The 1988 Constitution officially recognized the original right to territories, guaranteeing indigenous peoples permanent possession of the territories they occupied, and giving the Union the duty to demarcate and protect these areas.
But Bill 490 could jeopardize this acquired right. With the officialization of the so-called “Time Frame“, the territory possession will only be assured to those peoples who can prove that they were already in the territory on the date of the promulgation of the Constitution, on October 5, 1988.
Also proposed in the Bill, the measures to end the exclusive use of the territories by indigenous peoples and the permission for mining and prospecting in these territories will directly impact the environment, the natural resources and the sustainable lifestyle of the peoples.
It is noteworthy that the House of Representatives recently approved PL 2633/20, which proposes to increase the size of federal territories that can be regularized without a previous inspection. The only requirement would be a declaration that the occupant follows the environmental legislation and the analysis of documents, dismissing the need for an inspection by the National Institute for Colonization and Agrarian Reform (INCRA).
These political decisions against the peoples’ rights led the indigenous organizations to create the name “Anti-Indigenous Congress“. The term has been used by the movements to emphasize and denounce the parliamentarians and the political proposals, in the Senate and in the Federal Chamber, that can harm these peoples’ rights.
The Missionary Council for Indigenous Peoples (Cimi) released, in 2018, the document “Anti-Indigenous Congress: The parliamentarians who acted the most against the indigenous peoples’ rights.” Although it is not so updated, many of the bills showed up in the document are still being voted on, such as the aforementioned PL490 and its appendices. But the document is important because, by compiling all the projects, it gives a dimension to the amount of proposals that threaten the rights of indigenous peoples.
For the indigenous leaders who currently represent their peoples, as well as for the UN, it has already become clear that the main way to reverse projects that can harm and remove rights, as well as to include indigenous proposals on the agenda in political decisions, needs to be through the cause’s visibility and representation increase, especially political.
With the coronavirus pandemic, which has increased the vulnerability of indigenous peoples, movements in defense of indigenous causes have grown in online actions. They have found in the internet the means to break the barrier imposed by isolation and to continue spreading their demands, with even greater reach and visibility.

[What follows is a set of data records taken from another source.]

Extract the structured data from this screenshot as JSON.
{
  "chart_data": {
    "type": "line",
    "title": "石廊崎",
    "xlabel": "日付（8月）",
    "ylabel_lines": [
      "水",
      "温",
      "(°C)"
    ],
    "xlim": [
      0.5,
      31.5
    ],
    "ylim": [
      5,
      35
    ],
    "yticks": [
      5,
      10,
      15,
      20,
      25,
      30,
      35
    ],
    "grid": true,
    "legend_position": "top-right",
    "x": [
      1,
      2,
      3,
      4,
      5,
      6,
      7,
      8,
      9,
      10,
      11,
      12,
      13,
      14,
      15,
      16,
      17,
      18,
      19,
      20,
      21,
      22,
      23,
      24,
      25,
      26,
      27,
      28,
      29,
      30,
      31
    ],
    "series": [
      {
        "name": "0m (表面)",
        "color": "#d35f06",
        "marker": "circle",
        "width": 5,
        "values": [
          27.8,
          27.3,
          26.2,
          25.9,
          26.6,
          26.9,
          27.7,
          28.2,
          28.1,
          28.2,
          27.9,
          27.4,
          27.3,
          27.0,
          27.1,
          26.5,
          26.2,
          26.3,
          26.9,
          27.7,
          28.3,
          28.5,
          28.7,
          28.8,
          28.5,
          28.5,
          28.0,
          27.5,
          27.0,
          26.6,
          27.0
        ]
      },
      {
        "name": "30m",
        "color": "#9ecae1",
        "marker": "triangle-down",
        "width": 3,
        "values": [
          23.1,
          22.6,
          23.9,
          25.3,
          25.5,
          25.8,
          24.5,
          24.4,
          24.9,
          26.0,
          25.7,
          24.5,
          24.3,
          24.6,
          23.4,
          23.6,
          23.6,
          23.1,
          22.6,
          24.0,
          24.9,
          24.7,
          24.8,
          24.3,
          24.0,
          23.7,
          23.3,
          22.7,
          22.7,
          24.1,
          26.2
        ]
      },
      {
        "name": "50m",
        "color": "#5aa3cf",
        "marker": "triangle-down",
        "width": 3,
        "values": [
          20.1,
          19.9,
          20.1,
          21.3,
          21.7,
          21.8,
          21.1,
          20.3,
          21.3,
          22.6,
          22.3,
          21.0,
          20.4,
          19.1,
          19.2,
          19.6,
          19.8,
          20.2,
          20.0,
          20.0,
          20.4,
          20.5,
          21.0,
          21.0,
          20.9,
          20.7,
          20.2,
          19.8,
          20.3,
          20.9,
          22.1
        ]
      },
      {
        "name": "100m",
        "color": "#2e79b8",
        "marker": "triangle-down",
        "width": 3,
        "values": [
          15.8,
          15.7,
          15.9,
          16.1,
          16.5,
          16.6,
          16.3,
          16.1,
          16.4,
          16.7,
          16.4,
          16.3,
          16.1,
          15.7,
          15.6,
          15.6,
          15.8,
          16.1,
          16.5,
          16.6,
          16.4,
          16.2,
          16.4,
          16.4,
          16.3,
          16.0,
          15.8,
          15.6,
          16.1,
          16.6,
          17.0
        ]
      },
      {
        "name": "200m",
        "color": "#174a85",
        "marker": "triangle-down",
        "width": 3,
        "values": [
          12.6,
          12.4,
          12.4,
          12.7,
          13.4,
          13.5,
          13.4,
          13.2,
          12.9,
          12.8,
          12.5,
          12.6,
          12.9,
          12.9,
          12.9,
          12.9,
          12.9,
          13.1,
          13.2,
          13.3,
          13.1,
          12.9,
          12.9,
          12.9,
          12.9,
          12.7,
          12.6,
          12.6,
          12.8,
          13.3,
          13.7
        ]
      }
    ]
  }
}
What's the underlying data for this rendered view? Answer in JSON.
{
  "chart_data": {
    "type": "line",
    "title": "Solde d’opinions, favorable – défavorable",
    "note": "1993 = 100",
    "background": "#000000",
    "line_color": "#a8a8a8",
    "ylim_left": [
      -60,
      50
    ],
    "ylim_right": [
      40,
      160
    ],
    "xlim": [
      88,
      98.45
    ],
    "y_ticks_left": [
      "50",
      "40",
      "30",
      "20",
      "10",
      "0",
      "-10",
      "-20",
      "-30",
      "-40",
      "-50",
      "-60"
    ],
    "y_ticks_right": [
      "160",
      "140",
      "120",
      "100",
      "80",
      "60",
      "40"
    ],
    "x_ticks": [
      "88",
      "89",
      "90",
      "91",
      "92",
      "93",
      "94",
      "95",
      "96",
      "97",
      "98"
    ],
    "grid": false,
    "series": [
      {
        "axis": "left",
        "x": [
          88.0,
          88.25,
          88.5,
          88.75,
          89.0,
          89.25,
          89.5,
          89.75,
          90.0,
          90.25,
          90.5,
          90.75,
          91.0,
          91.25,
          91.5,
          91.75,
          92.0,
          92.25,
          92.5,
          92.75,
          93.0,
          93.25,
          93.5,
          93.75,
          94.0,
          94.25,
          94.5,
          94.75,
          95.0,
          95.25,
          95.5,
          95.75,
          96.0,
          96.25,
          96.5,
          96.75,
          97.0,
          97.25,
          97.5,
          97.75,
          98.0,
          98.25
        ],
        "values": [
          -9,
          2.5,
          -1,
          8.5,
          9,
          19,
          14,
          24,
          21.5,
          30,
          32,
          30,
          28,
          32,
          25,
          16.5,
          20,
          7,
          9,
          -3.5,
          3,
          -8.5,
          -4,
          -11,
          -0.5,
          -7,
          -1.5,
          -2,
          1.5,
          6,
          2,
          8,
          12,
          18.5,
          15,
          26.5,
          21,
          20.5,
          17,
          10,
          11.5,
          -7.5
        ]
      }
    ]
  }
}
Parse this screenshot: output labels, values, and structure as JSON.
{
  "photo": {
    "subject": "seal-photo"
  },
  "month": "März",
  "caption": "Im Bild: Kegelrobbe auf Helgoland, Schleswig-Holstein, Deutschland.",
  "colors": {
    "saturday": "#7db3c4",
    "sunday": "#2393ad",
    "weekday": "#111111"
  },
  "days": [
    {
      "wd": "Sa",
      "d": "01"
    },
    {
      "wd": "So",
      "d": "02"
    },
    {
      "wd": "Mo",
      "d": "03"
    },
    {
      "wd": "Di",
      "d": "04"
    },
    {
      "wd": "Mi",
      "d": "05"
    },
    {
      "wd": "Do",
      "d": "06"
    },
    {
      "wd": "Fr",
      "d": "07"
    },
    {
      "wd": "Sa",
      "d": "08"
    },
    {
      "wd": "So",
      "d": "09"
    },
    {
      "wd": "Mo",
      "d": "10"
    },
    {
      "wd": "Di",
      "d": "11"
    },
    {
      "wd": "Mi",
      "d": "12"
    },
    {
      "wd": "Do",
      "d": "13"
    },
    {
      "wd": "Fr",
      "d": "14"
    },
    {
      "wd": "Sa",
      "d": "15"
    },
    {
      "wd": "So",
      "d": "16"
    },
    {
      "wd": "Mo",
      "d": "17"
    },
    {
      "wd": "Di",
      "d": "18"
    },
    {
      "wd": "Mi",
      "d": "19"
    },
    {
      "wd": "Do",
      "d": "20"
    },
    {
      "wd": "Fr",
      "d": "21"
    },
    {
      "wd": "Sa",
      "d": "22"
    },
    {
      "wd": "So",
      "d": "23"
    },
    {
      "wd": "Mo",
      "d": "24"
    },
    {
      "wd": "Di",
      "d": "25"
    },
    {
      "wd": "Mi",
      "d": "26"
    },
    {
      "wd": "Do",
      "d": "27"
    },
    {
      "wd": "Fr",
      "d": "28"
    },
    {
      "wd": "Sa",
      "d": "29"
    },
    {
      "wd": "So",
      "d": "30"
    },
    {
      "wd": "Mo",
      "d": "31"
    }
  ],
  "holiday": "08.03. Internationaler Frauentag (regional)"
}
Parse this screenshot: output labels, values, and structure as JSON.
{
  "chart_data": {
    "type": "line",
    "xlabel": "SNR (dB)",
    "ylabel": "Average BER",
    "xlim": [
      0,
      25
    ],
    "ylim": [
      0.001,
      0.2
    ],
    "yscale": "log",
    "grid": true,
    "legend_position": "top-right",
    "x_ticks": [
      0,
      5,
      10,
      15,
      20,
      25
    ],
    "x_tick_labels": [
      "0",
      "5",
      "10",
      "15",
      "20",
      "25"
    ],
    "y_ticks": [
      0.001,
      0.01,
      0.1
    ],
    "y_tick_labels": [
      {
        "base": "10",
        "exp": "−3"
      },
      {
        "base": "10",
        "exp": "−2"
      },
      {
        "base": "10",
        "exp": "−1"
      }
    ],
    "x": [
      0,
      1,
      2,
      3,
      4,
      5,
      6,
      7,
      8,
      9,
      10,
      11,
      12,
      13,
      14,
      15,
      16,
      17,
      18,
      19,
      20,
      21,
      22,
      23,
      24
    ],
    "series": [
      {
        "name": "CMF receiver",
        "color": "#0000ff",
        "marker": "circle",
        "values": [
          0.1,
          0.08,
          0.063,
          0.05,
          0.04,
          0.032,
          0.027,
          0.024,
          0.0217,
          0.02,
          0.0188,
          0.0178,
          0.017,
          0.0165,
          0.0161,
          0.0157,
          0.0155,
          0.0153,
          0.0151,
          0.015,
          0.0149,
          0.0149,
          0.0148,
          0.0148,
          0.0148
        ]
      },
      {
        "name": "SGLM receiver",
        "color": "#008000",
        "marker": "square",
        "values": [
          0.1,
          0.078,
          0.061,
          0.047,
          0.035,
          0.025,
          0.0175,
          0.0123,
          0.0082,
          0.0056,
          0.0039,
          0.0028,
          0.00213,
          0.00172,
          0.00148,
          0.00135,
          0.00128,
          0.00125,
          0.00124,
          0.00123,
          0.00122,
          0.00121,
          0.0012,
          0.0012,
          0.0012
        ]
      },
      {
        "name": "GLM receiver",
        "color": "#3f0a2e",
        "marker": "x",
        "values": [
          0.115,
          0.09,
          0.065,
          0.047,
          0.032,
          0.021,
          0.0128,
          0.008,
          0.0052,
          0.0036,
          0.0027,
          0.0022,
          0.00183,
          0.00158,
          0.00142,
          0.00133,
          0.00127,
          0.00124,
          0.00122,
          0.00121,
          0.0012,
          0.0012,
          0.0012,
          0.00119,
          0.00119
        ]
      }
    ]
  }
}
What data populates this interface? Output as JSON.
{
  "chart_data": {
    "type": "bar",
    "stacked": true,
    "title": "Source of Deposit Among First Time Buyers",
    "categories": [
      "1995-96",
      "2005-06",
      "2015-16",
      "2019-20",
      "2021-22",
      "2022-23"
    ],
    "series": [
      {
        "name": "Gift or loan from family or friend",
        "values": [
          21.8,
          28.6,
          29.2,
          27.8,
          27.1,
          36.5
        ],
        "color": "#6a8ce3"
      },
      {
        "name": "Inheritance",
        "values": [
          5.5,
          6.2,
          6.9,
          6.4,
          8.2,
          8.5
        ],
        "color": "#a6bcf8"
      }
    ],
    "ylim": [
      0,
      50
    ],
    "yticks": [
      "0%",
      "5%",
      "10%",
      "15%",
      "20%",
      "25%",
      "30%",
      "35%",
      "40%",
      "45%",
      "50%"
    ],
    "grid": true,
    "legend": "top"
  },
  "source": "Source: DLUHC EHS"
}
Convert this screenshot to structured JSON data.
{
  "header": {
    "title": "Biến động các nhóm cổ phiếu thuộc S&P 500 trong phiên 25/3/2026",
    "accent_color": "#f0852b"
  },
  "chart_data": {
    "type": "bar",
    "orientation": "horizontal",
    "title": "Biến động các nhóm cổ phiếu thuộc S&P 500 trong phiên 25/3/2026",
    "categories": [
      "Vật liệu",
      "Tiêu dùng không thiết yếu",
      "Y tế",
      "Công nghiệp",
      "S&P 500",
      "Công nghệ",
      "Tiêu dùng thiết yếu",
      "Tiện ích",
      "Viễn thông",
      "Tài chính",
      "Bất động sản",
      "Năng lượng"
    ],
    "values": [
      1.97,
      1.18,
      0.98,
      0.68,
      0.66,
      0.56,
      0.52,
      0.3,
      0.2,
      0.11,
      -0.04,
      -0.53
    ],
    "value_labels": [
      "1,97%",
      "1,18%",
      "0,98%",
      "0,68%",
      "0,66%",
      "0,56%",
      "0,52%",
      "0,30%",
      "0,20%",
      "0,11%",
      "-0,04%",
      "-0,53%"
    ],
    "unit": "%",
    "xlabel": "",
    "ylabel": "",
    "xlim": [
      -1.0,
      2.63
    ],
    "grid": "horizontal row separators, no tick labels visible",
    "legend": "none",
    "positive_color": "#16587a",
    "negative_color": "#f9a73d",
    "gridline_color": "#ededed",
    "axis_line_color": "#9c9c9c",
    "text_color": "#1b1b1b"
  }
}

There is still no tangible data about the impact of the Internet on the lives of indigenous communities and villages. But the new generations have been appropriating the tool to propagate their culture and demonstrate the strength of collectivity, participating in public debates and assuming the protagonism.
Finding representation in politics and in other areas, as in the indigenous people who are highlighted today, has also been important and a strong stimulus for the Brazilian indigenous people, as has been happening with native peoples in other countries, can occupy spaces and recover the voice that was taken away from them by the dominant populations.